By contrast, I learnt OCaml and Haskell 2 weeks ago, and when my code in those languages compiles, it always works. I expect I'll have the same experience with Rust.

Funny. I managed to get Haskell to crash within about 20 minutes of first trying it out.

OCaml is supposed to be pretty fast, but so far Haskell hasn't impressed me with performance either.

What code did you write?
I wrote some code that iteratively would have just taken a while to run, but because Haskell wasn't using true tail recursion, it ran out of stack space.

I also read a paper that talked about extensive research into optimizing a convolutional network algorithm in Haskell, if I remember correctly. The algorithm even used mutable data structures for speed (because of course you need data to be mutable for speed). Roughly speaking, if you ran it on 16 CPUs, it was only 4x slower than the C algorithm running on one CPU. And Amdahl's Law [1] (as well as the graph in the article) hints that it may never actually be faster than the single CPU C version, no matter how many CPUs you split it onto, because of the overhead of sending the data around.

When people claim "immutability makes it easier to run on more threads, which is the future of optimization!" I just want to cringe.

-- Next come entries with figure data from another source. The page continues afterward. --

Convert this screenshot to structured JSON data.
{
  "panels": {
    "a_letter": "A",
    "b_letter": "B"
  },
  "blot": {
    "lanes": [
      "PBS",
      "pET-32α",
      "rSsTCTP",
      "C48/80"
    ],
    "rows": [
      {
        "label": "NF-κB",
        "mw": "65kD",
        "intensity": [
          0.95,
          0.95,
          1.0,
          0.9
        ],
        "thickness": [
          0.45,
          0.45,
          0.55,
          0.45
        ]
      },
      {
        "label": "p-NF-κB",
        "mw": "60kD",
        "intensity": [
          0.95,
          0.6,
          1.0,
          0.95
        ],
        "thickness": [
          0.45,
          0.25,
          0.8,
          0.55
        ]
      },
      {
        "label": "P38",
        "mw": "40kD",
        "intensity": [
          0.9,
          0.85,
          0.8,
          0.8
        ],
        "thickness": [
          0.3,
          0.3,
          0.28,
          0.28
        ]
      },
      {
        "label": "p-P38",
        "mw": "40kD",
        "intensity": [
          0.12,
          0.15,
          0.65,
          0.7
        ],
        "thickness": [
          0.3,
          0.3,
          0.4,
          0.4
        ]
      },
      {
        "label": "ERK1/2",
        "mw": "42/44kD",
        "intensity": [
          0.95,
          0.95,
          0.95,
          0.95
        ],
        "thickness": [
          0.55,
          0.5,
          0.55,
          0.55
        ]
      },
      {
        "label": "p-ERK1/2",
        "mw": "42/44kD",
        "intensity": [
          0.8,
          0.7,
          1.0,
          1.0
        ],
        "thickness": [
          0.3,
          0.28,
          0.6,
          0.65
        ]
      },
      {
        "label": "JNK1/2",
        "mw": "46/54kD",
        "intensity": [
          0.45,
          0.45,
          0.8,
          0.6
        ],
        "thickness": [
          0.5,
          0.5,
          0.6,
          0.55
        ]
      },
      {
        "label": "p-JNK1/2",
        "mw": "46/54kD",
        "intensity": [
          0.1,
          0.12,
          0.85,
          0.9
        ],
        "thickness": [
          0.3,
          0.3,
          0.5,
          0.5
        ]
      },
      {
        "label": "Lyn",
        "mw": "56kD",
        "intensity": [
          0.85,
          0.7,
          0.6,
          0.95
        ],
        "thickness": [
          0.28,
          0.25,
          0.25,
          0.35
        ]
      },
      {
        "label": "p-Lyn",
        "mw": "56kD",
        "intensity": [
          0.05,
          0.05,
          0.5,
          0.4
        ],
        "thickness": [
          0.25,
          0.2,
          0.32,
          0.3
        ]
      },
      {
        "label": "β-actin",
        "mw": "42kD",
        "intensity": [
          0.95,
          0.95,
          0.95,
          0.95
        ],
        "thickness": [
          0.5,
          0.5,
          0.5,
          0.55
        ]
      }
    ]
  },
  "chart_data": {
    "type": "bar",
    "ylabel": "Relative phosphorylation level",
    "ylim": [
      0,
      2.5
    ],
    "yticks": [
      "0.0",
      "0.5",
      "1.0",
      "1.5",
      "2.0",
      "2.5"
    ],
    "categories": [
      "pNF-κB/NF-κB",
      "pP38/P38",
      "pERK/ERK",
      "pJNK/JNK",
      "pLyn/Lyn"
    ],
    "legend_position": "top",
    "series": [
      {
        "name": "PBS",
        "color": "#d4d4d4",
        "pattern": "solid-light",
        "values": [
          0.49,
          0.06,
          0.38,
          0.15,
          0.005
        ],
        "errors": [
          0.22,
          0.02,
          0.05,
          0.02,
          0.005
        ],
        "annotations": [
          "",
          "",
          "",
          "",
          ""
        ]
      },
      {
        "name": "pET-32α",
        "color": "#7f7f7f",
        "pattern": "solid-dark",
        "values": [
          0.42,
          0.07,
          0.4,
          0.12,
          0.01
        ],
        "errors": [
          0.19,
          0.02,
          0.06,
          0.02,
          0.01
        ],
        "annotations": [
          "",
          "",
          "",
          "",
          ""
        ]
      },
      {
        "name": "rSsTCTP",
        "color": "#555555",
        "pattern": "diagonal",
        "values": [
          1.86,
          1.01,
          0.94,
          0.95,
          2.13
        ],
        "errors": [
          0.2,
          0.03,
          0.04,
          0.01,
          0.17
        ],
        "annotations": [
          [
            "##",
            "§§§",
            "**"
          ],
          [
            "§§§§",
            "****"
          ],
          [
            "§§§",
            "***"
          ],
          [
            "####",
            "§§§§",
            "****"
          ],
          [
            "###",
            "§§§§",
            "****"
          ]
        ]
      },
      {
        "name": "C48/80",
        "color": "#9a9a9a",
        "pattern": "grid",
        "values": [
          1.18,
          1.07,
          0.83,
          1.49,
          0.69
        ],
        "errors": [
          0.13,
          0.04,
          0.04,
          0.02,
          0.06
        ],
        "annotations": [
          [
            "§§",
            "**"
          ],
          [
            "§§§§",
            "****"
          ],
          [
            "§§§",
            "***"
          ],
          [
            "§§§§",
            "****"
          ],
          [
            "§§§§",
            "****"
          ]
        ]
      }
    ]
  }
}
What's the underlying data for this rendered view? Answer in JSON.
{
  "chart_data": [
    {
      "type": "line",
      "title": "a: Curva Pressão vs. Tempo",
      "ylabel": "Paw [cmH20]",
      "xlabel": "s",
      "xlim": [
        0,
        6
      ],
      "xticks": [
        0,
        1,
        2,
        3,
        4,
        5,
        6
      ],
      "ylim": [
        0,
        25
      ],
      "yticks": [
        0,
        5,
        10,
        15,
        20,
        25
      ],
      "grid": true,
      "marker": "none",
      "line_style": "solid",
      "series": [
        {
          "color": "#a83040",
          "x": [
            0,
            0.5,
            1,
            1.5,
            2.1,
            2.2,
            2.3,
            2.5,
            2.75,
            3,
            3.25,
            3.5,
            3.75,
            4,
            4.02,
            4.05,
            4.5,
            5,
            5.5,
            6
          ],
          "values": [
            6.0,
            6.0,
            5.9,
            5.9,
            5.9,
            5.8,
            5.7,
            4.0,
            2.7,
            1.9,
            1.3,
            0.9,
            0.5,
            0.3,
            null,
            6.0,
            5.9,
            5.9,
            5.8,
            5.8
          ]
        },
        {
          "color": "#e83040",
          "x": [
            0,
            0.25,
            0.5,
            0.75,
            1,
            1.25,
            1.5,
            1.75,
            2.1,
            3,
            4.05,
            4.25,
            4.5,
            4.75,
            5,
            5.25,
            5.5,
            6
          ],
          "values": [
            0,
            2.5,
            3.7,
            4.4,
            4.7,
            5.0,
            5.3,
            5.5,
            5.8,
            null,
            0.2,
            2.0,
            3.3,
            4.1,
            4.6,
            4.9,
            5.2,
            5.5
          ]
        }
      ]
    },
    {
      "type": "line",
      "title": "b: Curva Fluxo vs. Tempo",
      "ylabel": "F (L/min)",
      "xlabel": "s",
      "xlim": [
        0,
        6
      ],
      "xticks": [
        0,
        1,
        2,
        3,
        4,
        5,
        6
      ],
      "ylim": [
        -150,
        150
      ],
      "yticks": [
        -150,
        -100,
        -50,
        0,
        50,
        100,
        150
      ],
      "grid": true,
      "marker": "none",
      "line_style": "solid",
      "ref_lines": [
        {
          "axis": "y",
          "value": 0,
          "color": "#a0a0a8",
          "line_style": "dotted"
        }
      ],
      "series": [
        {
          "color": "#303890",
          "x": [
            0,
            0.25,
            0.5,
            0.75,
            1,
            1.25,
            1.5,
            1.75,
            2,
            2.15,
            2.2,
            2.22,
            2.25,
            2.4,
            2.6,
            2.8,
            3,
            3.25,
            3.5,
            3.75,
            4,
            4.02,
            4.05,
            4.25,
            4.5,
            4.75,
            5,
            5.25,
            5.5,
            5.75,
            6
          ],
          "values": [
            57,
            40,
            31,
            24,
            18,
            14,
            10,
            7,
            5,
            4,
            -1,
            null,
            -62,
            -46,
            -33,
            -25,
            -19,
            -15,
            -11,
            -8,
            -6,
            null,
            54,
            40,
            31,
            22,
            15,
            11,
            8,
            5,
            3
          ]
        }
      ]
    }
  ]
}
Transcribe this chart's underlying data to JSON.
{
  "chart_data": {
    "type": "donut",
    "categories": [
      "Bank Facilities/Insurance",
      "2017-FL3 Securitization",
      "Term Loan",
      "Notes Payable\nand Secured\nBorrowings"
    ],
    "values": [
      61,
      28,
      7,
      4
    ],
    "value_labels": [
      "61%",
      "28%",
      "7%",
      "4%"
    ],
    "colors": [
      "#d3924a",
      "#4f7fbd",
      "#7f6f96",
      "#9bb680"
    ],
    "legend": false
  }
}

Immutability kills most performance enhancements you can possibly make on nontrivial code, even considering a single thread, having all your data be immutable does nothing at all to improve threading, and forcing all data transferred to another thread to be immutable kills a whole category of optimization.

When dealing with large amounts of data, you save tons of time by not copying it around.

/rant

Sorry. I've been listening to too many people talk about Haskell like it's an amazing silver bullet that will solve all of our problems. But There Is No Silver Bullet. Really.

[1] https://en.wikipedia.org/wiki/Amdahl's_law

Well, FWIW worth that's not the primary reason I like those languages. It's the safety.

After some experience with immutable data structures, you know how to make them efficient. For example most of the time you don't need to copy that much data - if you need to change a small part of a large data structure, you arrange it so you can re-use (re-point to) the parts you didn't change. On average you should be able to reduce your cost down to O(log(n)) which usually is "good enough".

That is the correct trade-off IMO - have a newbie start off writing safe code, that gets quicker and less memory intensive with experience. Not start off be blazing quick but unsafe, then add the safety with experience.

Did you know Rust (which defaults to immutable) is currently head-to-head with C in Debian's "fastest languages" comparison?

https://benchmarksgame.alioth.debian.org/u64q/rust.html

Haskell is beautiful - including the syntax and typesystem, but the performance claims made for it are ridiculous.

I switched to Ocaml to avoid the un-evalauted thunk and space complexity overhead.

Ocaml also doesn't compete with well written C or C++, but it's a lot more performant than Haskell for general purpose code.

Something like `main = head []` probably, lol.
It is a bug in the compiler. (Old joke).
I thought it was a bug in the specification? (Older joke.)
I have a marvelous proof that this bug does not exist, but the heap is too small to contain it.